A emenda à Constituição promete corrigir algumas distorções do sistema tributário brasileiro. Além de criar o IVA, a proposta prevê a cobrança de uma sobretaxa sobre produção, comercialização ou importação de bens e serviços que sejam prejudiciais à saúde ou ao meio ambiente. O Imposto Seletivo incidirá sobre cigarros e bebidas alcoólicas, mas deixa de fora, por exemplo, os agrotóxicos que, por serem considerados insumos agrícolas, ainda se beneficiam com um redutor de 60% da alíquota.
Uma lei complementar também deverá regulamentar alíquota zero de CBS para a cesta básica, medicamentos para tratamento de doenças graves e serviços de educação de ensino superior. Os livros continuarão gozando de imunidade tributária, assim como pessoas físicas que desempenham atividades agropecuárias, pesqueiras, florestais e extrativistas (vegetais in natura) – essas terão alíquota zero de IBS e CBS. Há, ainda, a possibilidade de devolução de parte do IBS e da CBS pagos por pessoas físicas (cashback), como forma de contribuir para a redução das desigualdades de renda.
Reivindicações da sociedade
A reforma representa alguns avanços, porém ainda está longe de ser a reforma que o Brasil precisa, isto é, uma reforma que promova a justiça social e ambiental e a igualdade de direitos. A chamada Reforma Tributária 3S – Saudável, Solidária e Sustentável tem sido uma das reivindicações feitas por organizações da sociedade civil para que o país consiga reduzir suas imensas desigualdades sociais, promover a saúde da população e proteger o meio ambiente.
Dentre outras medidas, a Reforma Tributária 3S – Saudável, Solidária e Sustentável propõe desincentivar o consumo e a produção de produtos que causam males à saúde e ao meio ambiente e tornar os impostos sobre renda e patrimônio mais progressivos. Ao permitir, por exemplo, uma maior taxação das altas rendas e riquezas e a redução da carga tributária para os mais pobres, cria-se um sistema tributário mais justo.
Em entrevistas à imprensa, o ministro da Fazenda, Fernando Haddad, tem admitido que espera encontrar resistências para aprovar a segunda fase da reforma tributária, inclusive por parte das mesmas pessoas que agora aplaudem as mudanças. É que, nessa segunda etapa, haveria a cobrança de impostos sobre a renda e o patrimônio, como a tributação sobre investimentos mantidos por brasileiros no exterior, nos chamados paraísos fiscais, e a taxação sobre a distribuição de lucros e dividendos.

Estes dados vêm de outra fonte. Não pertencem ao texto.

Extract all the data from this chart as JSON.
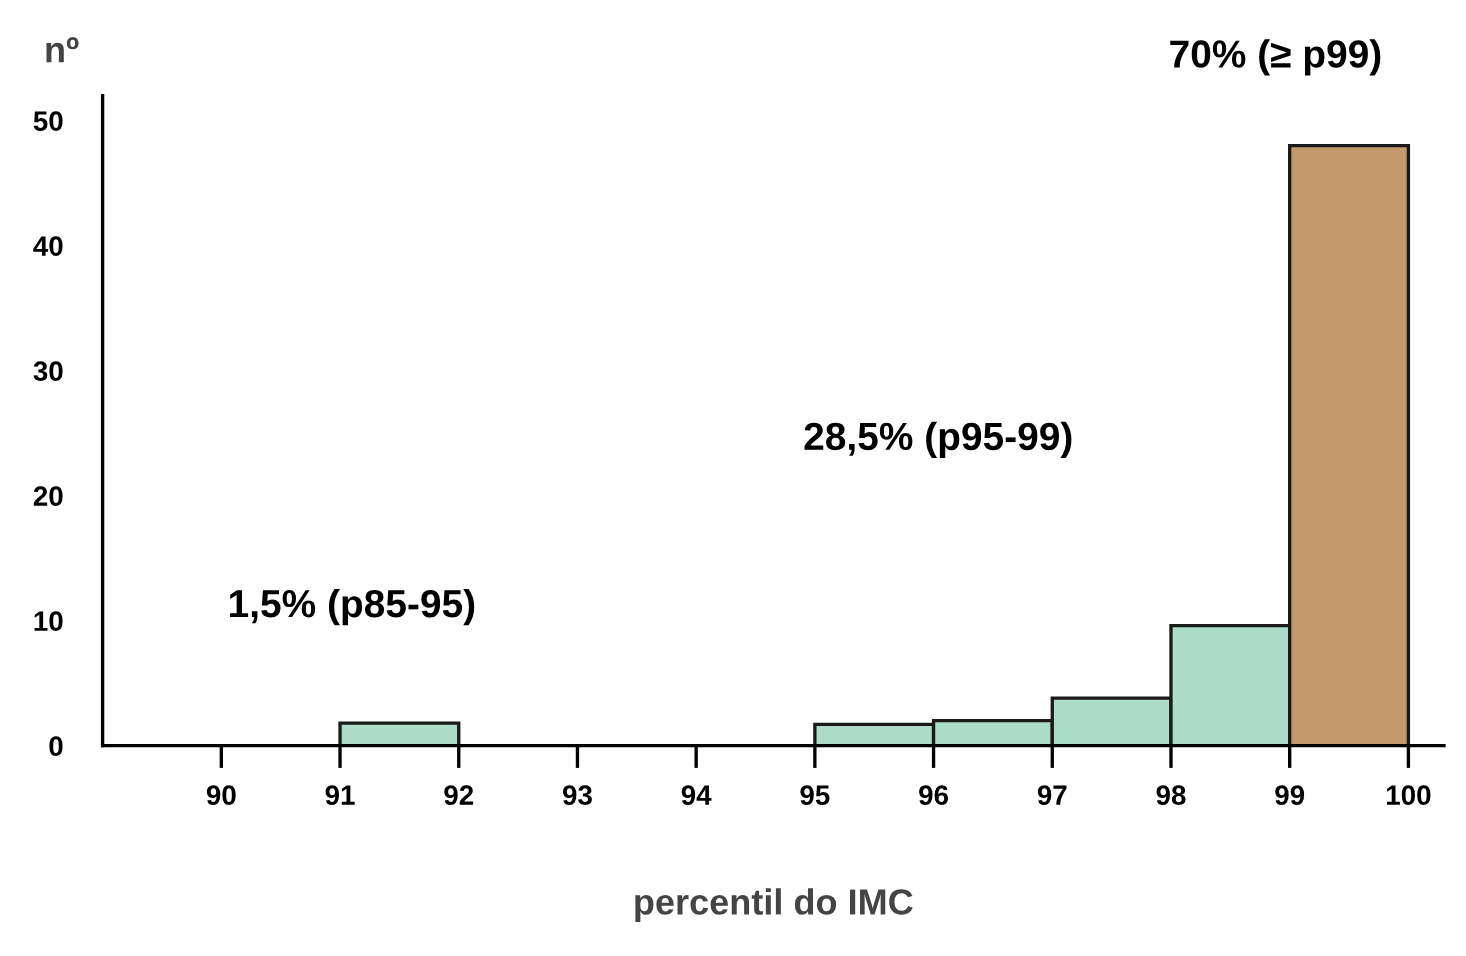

Como são pontos polêmicos, Haddad tem defendido, com cautela, uma discussão ampla com toda a sociedade e o estabelecimento de períodos de transição e adequação após o novo modelo ser implementado. Mas ainda não há previsão de quando a proposta para a segunda fase será enviada ao Congresso, pois nem as discussões internas no Ministério da Fazenda foram iniciadas. Outra incógnita é se o governo Lula terá força e apoio político para aprová-la.